Flip Wilson

Monday's multi-artist Hotel Cafe Tour starring Ingrid Michaelson turned into the Dan Wilson Show. The hometown hero did several tunes from his 2007 solo debut, a John Denver cover and Semisonic's "DND" and "Closing Time" (written about the birth of his child, he quipped). He made fun of the chatty crowd at the sold-out Fine Line ("We can hear your discussion of stock trading") and invited folks to sing along, joking how Minnesota has transformed from a state of repressed Lutherans into a rainbow of passive/aggressive folks.


Poet's commitment

Scalpers may not have gotten $100 a ticket for Mary Oliver's State Theatre appearance Sunday, as they did in Seattle a few weeks ago, but the Pulitzer-winning poet still had an electric aura. She spoke with reverence of blue herons -- the perfect poem, she said -- and her Bhagavad- Gita-eating dog, Percy. She discussed her 19th-century models (Whitman, Thoreau, Emerson) but also confessed to being a big booster for her 21st-century New England sports teams. "After the Patriots lost, I was really down," she said. But she takes heart in the Red Sox. Her poem, "The Poet Goes to Fenway," begins:

In the language of baseball

I am 3 and 2,

and not so nimble

as I was once

and the game, at the moment,

is indecisive.


Turkey roast

The online news site MinnPost gathered 450 of its best friends at the Graves Hotel on Tuesday to toast and roast local pols and pundits. Lt. Gov. Carol Molnau -- actually, actor Tom Winner in a fetching blond wig -- got some whacks, as did Rep. Michele Bachmann (played with convincing giddiness by Michelle Hutchinson). St. Paul Mayor Chris Coleman's soulful monologue about St. Paul's breakup with Minneapolis topped rival Mayor R.T. Rybak's turn as "Jeopardy" host. St. Paul had to dump Minneapolis, Coleman said, because "You eat sushi off naked people." Yuck. And former ad exec Lee Lynch delivered the night's saddest truism: "What's the difference between a journalism degree and a box of pizza?
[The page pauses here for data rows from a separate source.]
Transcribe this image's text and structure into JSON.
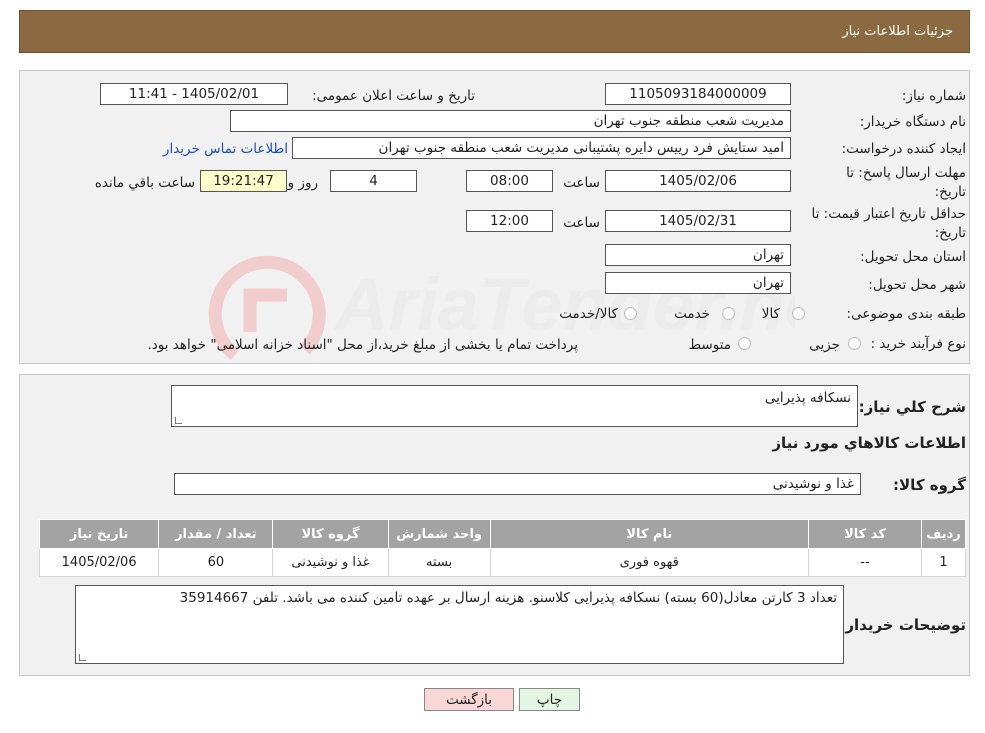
{
  "header": {
    "title": "جزئیات اطلاعات نیاز"
  },
  "form": {
    "need_number_label": "شماره نیاز:",
    "need_number": "1105093184000009",
    "announce_label": "تاریخ و ساعت اعلان عمومی:",
    "announce_value": "1405/02/01 - 11:41",
    "buyer_org_label": "نام دستگاه خریدار:",
    "buyer_org": "مدیریت شعب منطقه جنوب تهران",
    "requester_label": "ایجاد کننده درخواست:",
    "requester": "امید ستایش فرد رییس دایره پشتیبانی مدیریت شعب منطقه جنوب تهران",
    "contact_link": "اطلاعات تماس خریدار",
    "reply_deadline_label": "مهلت ارسال پاسخ: تا تاریخ:",
    "reply_date": "1405/02/06",
    "time_label": "ساعت",
    "reply_time": "08:00",
    "days": "4",
    "days_label": "روز و",
    "remaining": "19:21:47",
    "remaining_label": "ساعت باقي مانده",
    "validity_label": "حداقل تاریخ اعتبار قیمت: تا تاریخ:",
    "validity_date": "1405/02/31",
    "validity_time": "12:00",
    "province_label": "استان محل تحویل:",
    "province": "تهران",
    "city_label": "شهر محل تحویل:",
    "city": "تهران",
    "category_label": "طبقه بندی موضوعی:",
    "category_options": [
      "کالا",
      "خدمت",
      "کالا/خدمت"
    ],
    "process_label": "نوع فرآیند خرید :",
    "process_options": [
      "جزیی",
      "متوسط"
    ],
    "process_note": "پرداخت تمام یا بخشی از مبلغ خرید،از محل \"اسناد خزانه اسلامی\" خواهد بود."
  },
  "watermark": {
    "text": "AriaTender.neT"
  },
  "details": {
    "summary_label": "شرح كلي نياز:",
    "summary": "نسکافه پذیرایی",
    "goods_heading": "اطلاعات كالاهاي مورد نياز",
    "group_label": "گروه کالا:",
    "group": "غذا و نوشیدنی",
    "table": {
      "headers": [
        "رديف",
        "كد كالا",
        "نام كالا",
        "واحد شمارش",
        "گروه كالا",
        "تعداد / مقدار",
        "تاريخ نياز"
      ],
      "rows": [
        [
          "1",
          "--",
          "قهوه فوری",
          "بسته",
          "غذا و نوشیدنی",
          "60",
          "1405/02/06"
        ]
      ]
    },
    "buyer_notes_label": "توضیحات خریدار:",
    "buyer_notes": "تعداد 3 کارتن معادل(60 بسته) نسکافه پذیرایی کلاسنو. هزینه ارسال بر عهده تامین کننده می باشد. تلفن 35914667"
  },
  "buttons": {
    "print": "چاپ",
    "back": "بازگشت"
  },
  "colors": {
    "header": "#8b6a42",
    "yellow": "#ffffcc",
    "back_button": "#f9d7d7",
    "print_button": "#e3f5e3"
  }
}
With a box of pizza you can feed a family of four."


A true grandstander

In a heated election year when the State Fair is likely to feature politicians-on-a-stick, who did the fair schedule for Sept. 1 --opening day of the Republican National Convention? None other than Toby Keith. He may be Mr. Red White and Blue, an I'll-rock-in-Iraq kind of star, but, truth be told, he is a registered Democrat. Plus, what's he doing working on Labor Day?


In the dark with Parks

Suzan-Lori Parks literally closed the house down last week at Ted Mann Concert Hall. After a witty speech underscored by gurgly sound effects, the Pulitzer Prize-winning playwright ("Topdog/Underdog") continued signing copies of her books even after stagehands had turned off the lights in the lobby. "This is my job, bringing my little light to people," she said as she signed a poster for 9-year-old Yanna Jordan (above). I.W. arrived at Ted Mann at 7:15 p.m., and when we left, nearly five hours later, the Energizer Honey was still going strong.


Too much caffeine

"Triple Espresso" can't get to bed. The little comedy that was supposed to close April 12 has extended to the end of the month. "The final performance will be April 27," said executive producer Dennis Babcock. However, if you want to see the three creators -- Michael Pearce Donley, Bill Arnold and Bob Stromberg -- onstage together, you'll have to act fast. Only one or two of them will be in the show past next weekend. Babcock insists the show will be put to sleep after the 27th. "This is it," he said.